3. K-CEP is an exciting model for philanthropic collaboration
The scale of this collaboration, the speed with which it came together, the potential for impact, and the intensity of ongoing funder cooperation as K-CEP moves into implementation are truly extraordinary. Many factors came together to make this work. A few pioneer foundations, including the Children’s Investment Fund Foundation (CIFF), Pisces Foundation, and ClimateWorks Foundation, invested over several years to help create the Kigali opportunity, and kept partner foundations apprised of progress. The excellence of the grantees who worked tirelessly toward an HFC amendment encouraged funders to engage. Philanthropic leaders like Hewlett Foundation President Larry Kramer and CIFF CEO Kate Hampton made a compelling case to other funders to seize the Kigali opportunity. K-CEP funders seized the moment and acted swiftly to make generous commitments, buoyed by the trust we’ve built together within the climate philanthropy community in recent years. Finally, a number of individuals across several institutions poured their time, expertise, and passion into creating K-CEP and the Efficiency Cooling Office.

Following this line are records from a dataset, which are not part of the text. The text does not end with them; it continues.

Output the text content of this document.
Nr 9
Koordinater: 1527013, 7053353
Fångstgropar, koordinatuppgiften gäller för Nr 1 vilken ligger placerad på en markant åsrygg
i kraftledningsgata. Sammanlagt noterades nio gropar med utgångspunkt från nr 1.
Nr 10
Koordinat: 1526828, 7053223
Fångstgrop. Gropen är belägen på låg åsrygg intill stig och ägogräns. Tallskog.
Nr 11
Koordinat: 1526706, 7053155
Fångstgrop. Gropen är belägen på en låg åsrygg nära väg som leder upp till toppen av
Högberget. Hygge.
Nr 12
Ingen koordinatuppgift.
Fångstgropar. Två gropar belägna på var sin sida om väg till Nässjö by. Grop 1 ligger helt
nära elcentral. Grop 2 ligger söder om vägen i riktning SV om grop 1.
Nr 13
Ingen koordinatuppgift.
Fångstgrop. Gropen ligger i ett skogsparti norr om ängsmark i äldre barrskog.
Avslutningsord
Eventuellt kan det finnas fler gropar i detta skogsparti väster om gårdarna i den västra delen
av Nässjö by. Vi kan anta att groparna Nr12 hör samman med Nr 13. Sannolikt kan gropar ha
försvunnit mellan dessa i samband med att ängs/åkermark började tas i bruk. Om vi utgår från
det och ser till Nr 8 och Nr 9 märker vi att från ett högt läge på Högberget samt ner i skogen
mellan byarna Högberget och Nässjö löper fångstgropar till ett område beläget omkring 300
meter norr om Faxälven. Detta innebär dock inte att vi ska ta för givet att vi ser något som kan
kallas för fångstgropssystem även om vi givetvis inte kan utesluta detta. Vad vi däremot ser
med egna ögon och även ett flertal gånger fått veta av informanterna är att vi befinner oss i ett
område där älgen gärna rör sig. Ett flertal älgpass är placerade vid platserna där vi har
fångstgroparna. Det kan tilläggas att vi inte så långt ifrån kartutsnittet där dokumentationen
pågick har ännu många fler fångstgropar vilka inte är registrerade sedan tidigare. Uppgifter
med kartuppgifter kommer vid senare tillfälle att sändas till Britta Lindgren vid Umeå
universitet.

Of course, K-CEP will only succeed if it actually reduces greenhouse gas emissions and improves people’s lives by helping them adopt affordable, energy efficient, climate-friendly cooling options, so it is critically important that we track results. K-CEP funders are developing a “Kigali Progress Tracker,” a shared results framework that will be used to track activities, outcomes, and impacts. A “scorecard” and regular reports will support real-time learning to share with the parties, institutions, and agencies of the Montreal Protocol and help K-CEP funders deploy funding as effectively as possible.
I’m confident that this bold, collaborative venture will significantly reduce greenhouse gas emissions and improve living conditions by helping people adopt affordable, energy efficient, climate-friendly cooling options. In many ways, projects like this are what philanthropy does best—apply “patient capital” to create opportunities and then move quickly to help leaders tip the scales toward transformational change, producing benefits people will feel for many years to come. This day was a long time in coming, but thanks to the work of a great network of funders and grantees, I’m very pleased to say that it’s finally here.